Retreating Back to Simple Notes

Simplicity in computing.

A few months back, with Evernote spiraling downwards — both in terms of product offering and company — I had tried to switch over to Microsoft’s OneNote app. Out of all the Evernote alternatives, OneNote seemed to be the closest in terms of philosophy and feature set, with the right combination of Windows + Mac + iOS apps plus solid syncing infrastructure1.

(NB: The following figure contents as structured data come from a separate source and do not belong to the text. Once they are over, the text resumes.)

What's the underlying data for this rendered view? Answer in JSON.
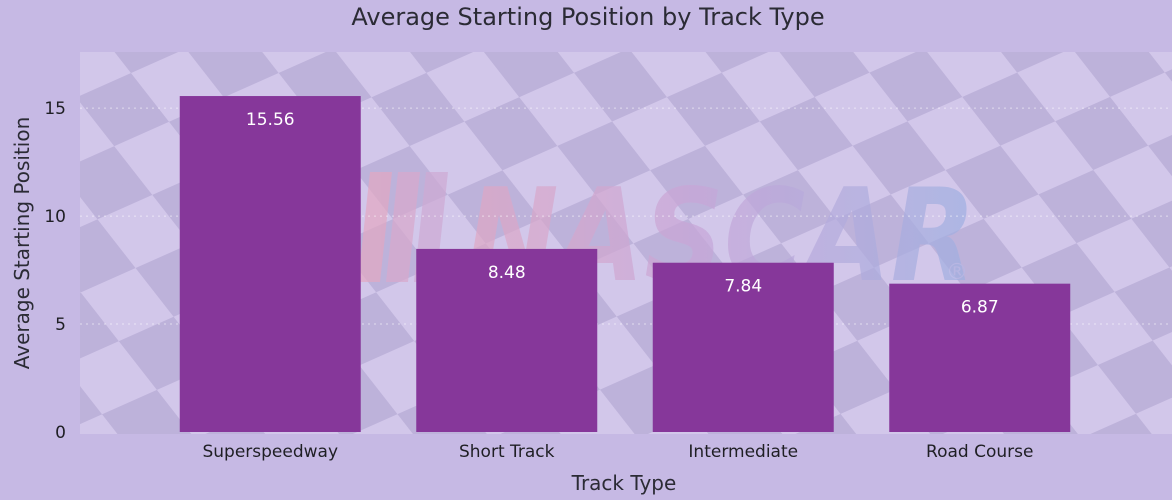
{
  "chart_data": {
    "type": "bar",
    "title": "Average Starting Position by Track Type",
    "xlabel": "Track Type",
    "ylabel": "Average Starting Position",
    "categories": [
      "Superspeedway",
      "Short Track",
      "Intermediate",
      "Road Course"
    ],
    "values": [
      15.56,
      8.48,
      7.84,
      6.87
    ],
    "data_labels": [
      "15.56",
      "8.48",
      "7.84",
      "6.87"
    ],
    "yticks": [
      0,
      5,
      10,
      15
    ],
    "ylim": [
      0,
      17.6
    ],
    "grid": true,
    "legend": "none",
    "bar_color": "#86379a",
    "background_color": "#c6b9e4",
    "plot_background_color": "#d6cded",
    "watermark": {
      "text": "NASCAR",
      "mark": "®"
    }
  }
}
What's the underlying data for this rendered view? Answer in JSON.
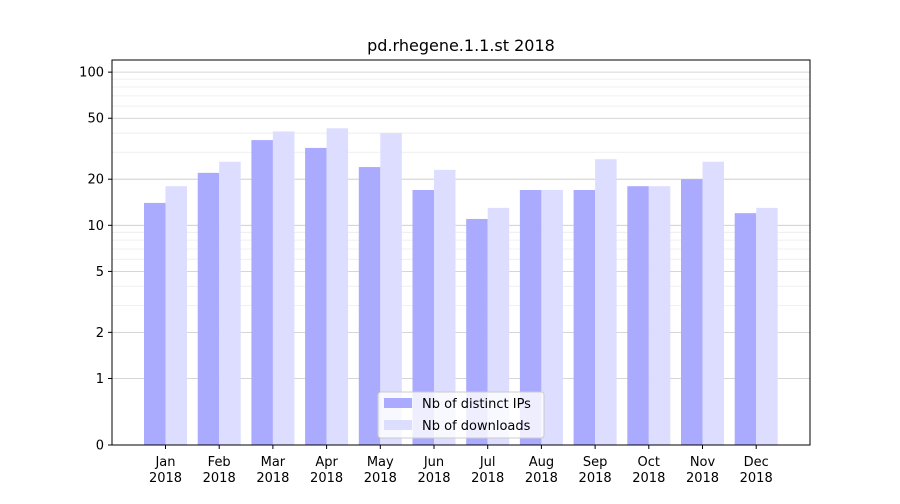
{
  "chart_data": {
    "type": "bar",
    "title": "pd.rhegene.1.1.st 2018",
    "xlabel": "",
    "ylabel": "",
    "y_scale": "symlog",
    "ylim": [
      0,
      120
    ],
    "y_ticks": [
      0,
      1,
      2,
      5,
      10,
      20,
      50,
      100
    ],
    "y_tick_labels": [
      "0",
      "1",
      "2",
      "5",
      "10",
      "20",
      "50",
      "100"
    ],
    "categories": [
      [
        "Jan",
        "2018"
      ],
      [
        "Feb",
        "2018"
      ],
      [
        "Mar",
        "2018"
      ],
      [
        "Apr",
        "2018"
      ],
      [
        "May",
        "2018"
      ],
      [
        "Jun",
        "2018"
      ],
      [
        "Jul",
        "2018"
      ],
      [
        "Aug",
        "2018"
      ],
      [
        "Sep",
        "2018"
      ],
      [
        "Oct",
        "2018"
      ],
      [
        "Nov",
        "2018"
      ],
      [
        "Dec",
        "2018"
      ]
    ],
    "series": [
      {
        "name": "Nb of distinct IPs",
        "color": "#aaaaff",
        "values": [
          14,
          22,
          36,
          32,
          24,
          17,
          11,
          17,
          17,
          18,
          20,
          12
        ]
      },
      {
        "name": "Nb of downloads",
        "color": "#ddddff",
        "values": [
          18,
          26,
          41,
          43,
          40,
          23,
          13,
          17,
          27,
          18,
          26,
          13
        ]
      }
    ],
    "grid": true,
    "legend_position": "bottom-center"
  }
}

Unhappily, after a few months of this workflow tweak I’ve all but given up on OneNote. This is where OneNote’s roots as an enterprise-level tool within a broad suite of productivity apps (i.e., Microsoft Office) comes at odds with personal use. Some of its design and product decisions have been more hinderance than utility:

  • Big, slow apps. OneNote tries to do a lot, and it’s evident in the expansive feature set for layout and attachments. For use cases where 90% consists of jotting down plain text, the added functionality actually gets in the way2.
  • Bloated notes model. OneNote uses Notebooks, tabs and pages to keep everything hierarchical and categorized, and in my use cases about two levels too complicated. This wouldn’t be completely terrible, except that switching between notebooks is agonizingly slow.
  • Aggressive session timeouts. Microsoft really wants its users to sign in, and makes sure that not a day goes by without a username/password session refresh. Worse, the app silently fails its sync if the session has expired locally, and the only way to tell is via an underwhelming banner on the edit pane. This routinely breaks integrations, both with share sheets in iOS and browser plugins on the desktop.

All of this culminates in a frictional user experience that is slow to use and, more importantly, unreliable due to the session expiration sync failures. The entire usage model of quick, synchronized notes across devices comes undone with these product designs.

So I’m on the lookout for another notes app, preferably one that’s popular enough to integrate with apps (sharesheets or directly) and supports simple image attachments, and can sync either through its own system or via something like Dropbox. I’m aware of Simplenote, Taskpaper, and Google Keep, but I’ve taking out Apple’s native Notes app for a spin and coming back lukewarm to the setup. Its main strength comes from being available natively across all of Apple’s products, and it’s simple enough that the apps are quick, while iCloud improvements have made syncing a mostly-reliable affair.

Time will tell whether this is the right long-term solution. Google has proven that its free-but-subsidized-with-other-business-lines products are susceptible to stagnation or shutdown, and while the Notes app is riding high as a core iOS feature for the past 2-3 iterations, there’s no indication that notes is a long-term strategic advantage for Apple, and hence continued investment is not guaranteed.


  1. Presumably, built off of Microsoft Azure.

  2. I know there’s a sweet spot for OneNote’s stylus-enabled written notes feature, but it seems to be targeted specifically for students in the classroom.